A view shows the U.S. Capitol building, in Washington, D.C., U.S., July 3, 2025.
10:56 JST, August 2, 2025
Aug 1 (Reuters) – The Corporation for Public Broadcasting will shut down its operations after the loss of federal funding, the nonprofit said on Friday, in a blow to local TV and radio stations that have relied on its grants for nearly six decades.
The Republican-controlled U.S. House of Representatives passed a $9 billion funding cut to public media and foreign aid last month.
This included the elimination of $1.1 billion earmarked for the CPB — which distributes funding to news outlets National Public Radio and Public Broadcasting Service — over the next two years.
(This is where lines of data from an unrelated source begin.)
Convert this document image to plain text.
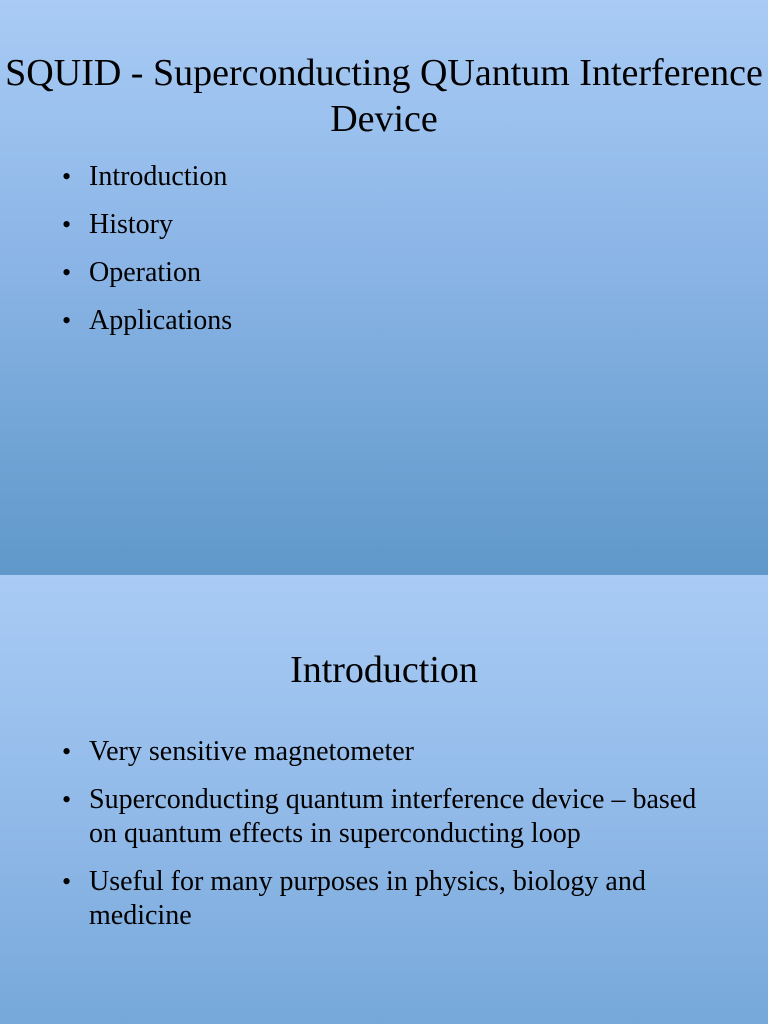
SQUID - Superconducting QUantum Interference Device
• Introduction
• History
• Operation
• Applications
Introduction
• Very sensitive magnetometer
• Superconducting quantum interference device – based on quantum effects in superconducting loop
• Useful for many purposes in physics, biology and medicine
“Despite the extraordinary efforts of millions of Americans who called, wrote, and petitioned Congress to preserve federal funding for CPB, we now face the difficult reality of closing our operations,” CPB President and CEO Patricia Harrison said.
CPB informed its employees that the majority of its staff will be let go as of September end, except a small transition team that will remain through January 2026 to ensure closeout of operations.
Created by the U.S. Congress in 1967, the CPB distributed more than $500 million annually to the PBS, NPR and more than 1,500 locally operated public radio and television stations.
U.S. President Donald Trump and many of his fellow Republicans argue that financing public broadcasting is an unnecessary expense and that its news coverage suffers from an anti-right bias.
The Trump administration has also filed a lawsuit against three board members of the CPB who have not left their posts despite Trump’s attempt to fire them.